Chronic total occlusions (CTOs) in chronic thromboembolic pulmonary disease (CTEPD) present technical challenges during balloon pulmonary angioplasty (BPA), with historically lower procedural success rates. In a prospective registry published in Catheterization and Cardiovascular Interventions, outcomes of CTO-targeted BPA were evaluated, including technical success, procedural strategies, and hemodynamic changes, with comparison to non-CTO BPA interventions.
The analysis included 37 patients with 84 CTO lesions treated between August 2019 and July 2024. Outcomes assessed included per-lesion technical success, revascularization methods, follow-up patency, hemodynamic parameters, and procedural complications.

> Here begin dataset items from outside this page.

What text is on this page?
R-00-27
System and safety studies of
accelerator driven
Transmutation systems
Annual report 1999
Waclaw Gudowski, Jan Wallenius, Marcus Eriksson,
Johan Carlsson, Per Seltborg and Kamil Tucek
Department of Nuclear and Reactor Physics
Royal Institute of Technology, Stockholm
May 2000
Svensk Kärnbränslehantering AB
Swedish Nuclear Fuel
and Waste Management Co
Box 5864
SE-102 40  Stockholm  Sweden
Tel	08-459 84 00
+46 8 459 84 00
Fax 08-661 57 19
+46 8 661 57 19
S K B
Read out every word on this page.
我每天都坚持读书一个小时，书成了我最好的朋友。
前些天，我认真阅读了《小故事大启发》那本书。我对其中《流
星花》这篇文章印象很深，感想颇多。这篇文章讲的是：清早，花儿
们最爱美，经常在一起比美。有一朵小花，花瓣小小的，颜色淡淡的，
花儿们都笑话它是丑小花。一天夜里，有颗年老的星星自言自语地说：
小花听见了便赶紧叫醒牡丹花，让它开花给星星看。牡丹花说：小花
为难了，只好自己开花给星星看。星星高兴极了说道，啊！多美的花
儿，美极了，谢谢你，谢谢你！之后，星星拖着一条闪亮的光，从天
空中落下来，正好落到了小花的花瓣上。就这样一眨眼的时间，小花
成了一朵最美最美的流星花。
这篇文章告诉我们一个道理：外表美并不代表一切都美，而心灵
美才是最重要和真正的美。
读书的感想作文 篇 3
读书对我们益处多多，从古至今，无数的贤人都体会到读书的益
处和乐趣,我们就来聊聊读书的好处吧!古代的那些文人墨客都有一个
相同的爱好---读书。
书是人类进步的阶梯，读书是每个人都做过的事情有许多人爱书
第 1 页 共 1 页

Revascularization was achieved in 94% of CTO lesions, with 80% success on the first attempt. Subintimal or extravascular wire entry was frequently managed using the Microcatheter Injection, Retraction, and Reentry (MIRaR) technique. Follow-up patency was 96%, and the overall per-procedure complication rate was 10%, with most events clinically insignificant.
Baseline hemodynamic parameters were worse in the CTO group compared with non-CTO interventions; however, no significant differences were observed after treatment. Total and clinically significant complication rates were similar between groups.
These findings indicate that CTO-targeted BPA can achieve high technical success with comparable safety and post-procedural hemodynamics to non-CTO interventions.